Uninitialized memory warning on structs instantiated with new [duplicate]

Question

So I have a Node struct

struct Node
{
    int x = 0;
};

I make 20 Node*s. My understanding is that Node** is a pointer to the start of an array that holds pointers to Nodes.

constexpr int mazeSize = 20;
Node** testMaze = new Node * [mazeSize];

After this, I started getting warnings and errors when I tried to do anything with it. Examples:

testMaze[0]->position.x == 0; //->Using uninitialized memory `*testMaze` and 

What I understood from this error: *testMaze is dereferencing the array of pointers, which means it's referring to the first Node object in that array. If this is the case than how would I initialize it? If I simply created the Node* as so:

Node* node = new Node;
node->x = 0; 

Than it works fine and there is no need to initialize it, so why not with the way I am doing it? I also don't understand how to initialize a struct.

Another examlpe:

testMaze[0]->x == testMaze[1]->x //->Runtime error: Access violation reading error
testMaze[0]->x = 0; //->Runtime error: Access violation writing error

How can I fix these problems? Thanks.

Answer 1

Problems:

    constexpr int mazeSize = 20;
    Node** testMaze = new Node *[mazeSize]; //this makes 20 pointers, but the pointers dont point to anything

    testMaze[0]->position.x == 0; //undefined, as testMaze's pointers do not point to anything

This works because you make a new node, not a new pointer to a pointer to a node.

Node * node = new Node;
node->x = 0;

As for this:

    testMaze[0]->x == testMaze[1]->x; //This is an undefined pointer, it doesn't point to anything, and you are trying to access it, so UNDEFINED behavior
    testMaze[0]->x = 0; //This is a undefined pointer, it doesn't point to anything, and you are trying to access it, so UNDEFINED behavior
}

I would just do this:

Node** Make(int size) {
    Node** temp = new Node * [size];
    Node* pool = new Node[size];
    for (int i = 0; i < size; ++i) {
        temp[i] = &pool[i];
    }
}

This makes your array of pointers, makes your pointers point to actual pointers which point to actual values.

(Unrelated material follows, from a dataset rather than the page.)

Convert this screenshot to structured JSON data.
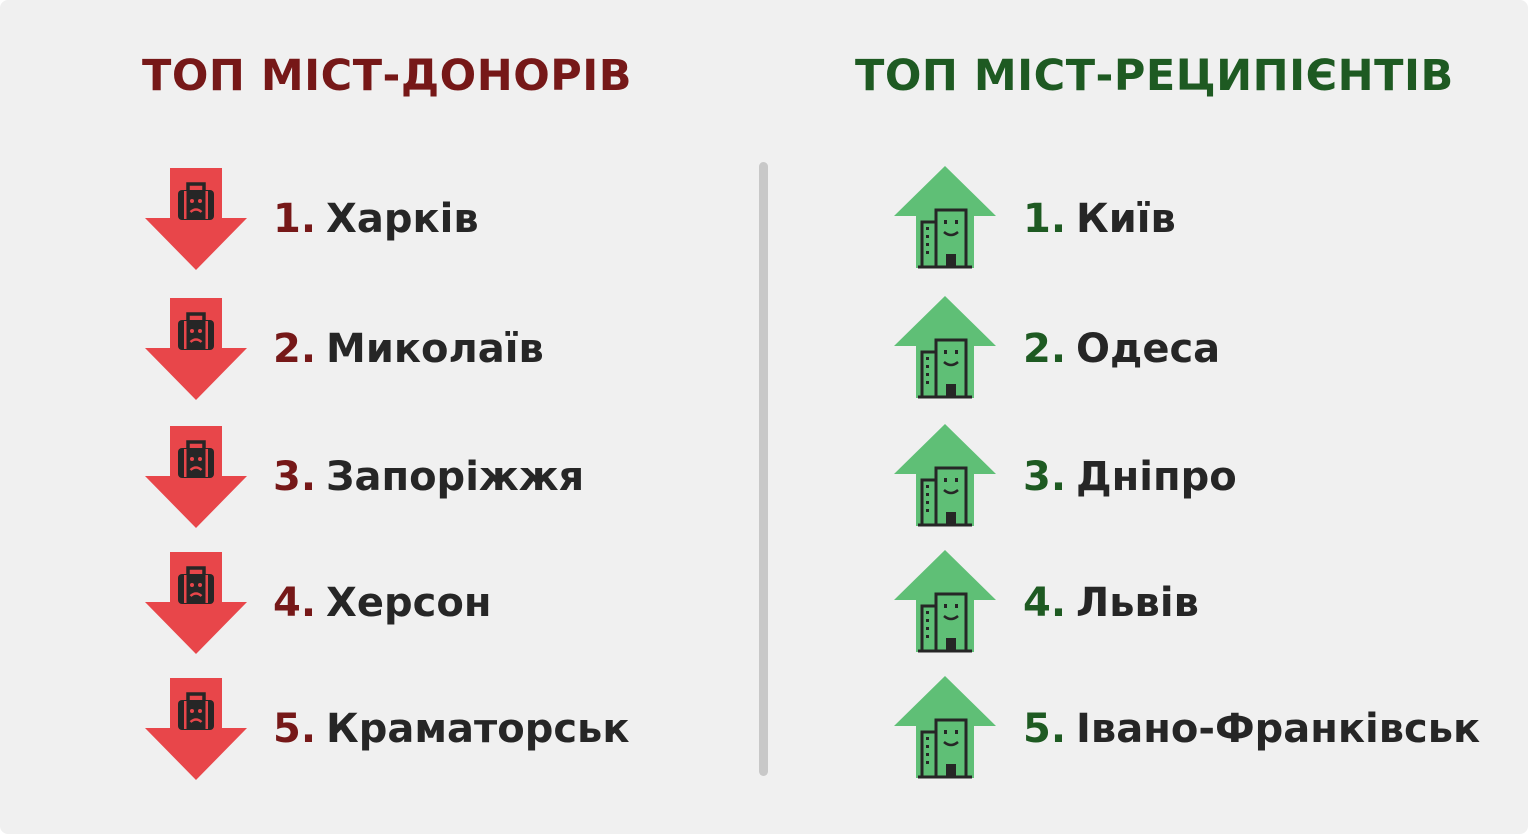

Also, don't forget to delete[] your Node**s and Node*s, or you'll have a memory leak!

Answer 2

Always remember that pointer types are separate, concrete types with their own type and size. A pointer to T T* basically boils down to a small chunk of memory that is used to store an address to another memory area, which (hopefully) contains an instance of some type T.

With

Node** testMaze = new Node * [mazeSize];

you are allocating an array of maxSize pointer sized elements of type Node* and sizeof(Node*) (which on modern platforms is usually 4 or 8 bytes, depending if your executable is meant to run in 32 bit or 64 bit mode).

These newly created pointers are not initialized, and thus point to invalid addresses, unless you also zero initialize the array:

Node** testMaze = new Node * [mazeSize] {};
assert (testMaze[0] == nullptr); // holds true

In order to get an maxSize instances of Node, you have to, well, create maxSize instances of Node:

Node** testMaze = new Node* [mazeSize];
for (std::ptrdiff_t i {}; i < maxSize; ++i) {
    testMaze[i] = new Node { /* insert parameters here */ };
}

Given that you are using constexpr, I infer the revision of C++ you are targeting is C++11 or newer. In this case, you should be aware that operator new and operator new[] are almost always the wrong choice when writing modern C++, given that they only returns pointers whose ownership and lifetime you then have to manage by hand.

You most definitely should start using STL containers, such as std::vector and std::array, which are easier to use and can avoid you a great deal of unnecessary pain. If you insist on using new, at least give a look to std::unique_ptr, which wraps a pointer or C array and automatically calls delete or delete[] as soon as it goes out of scope.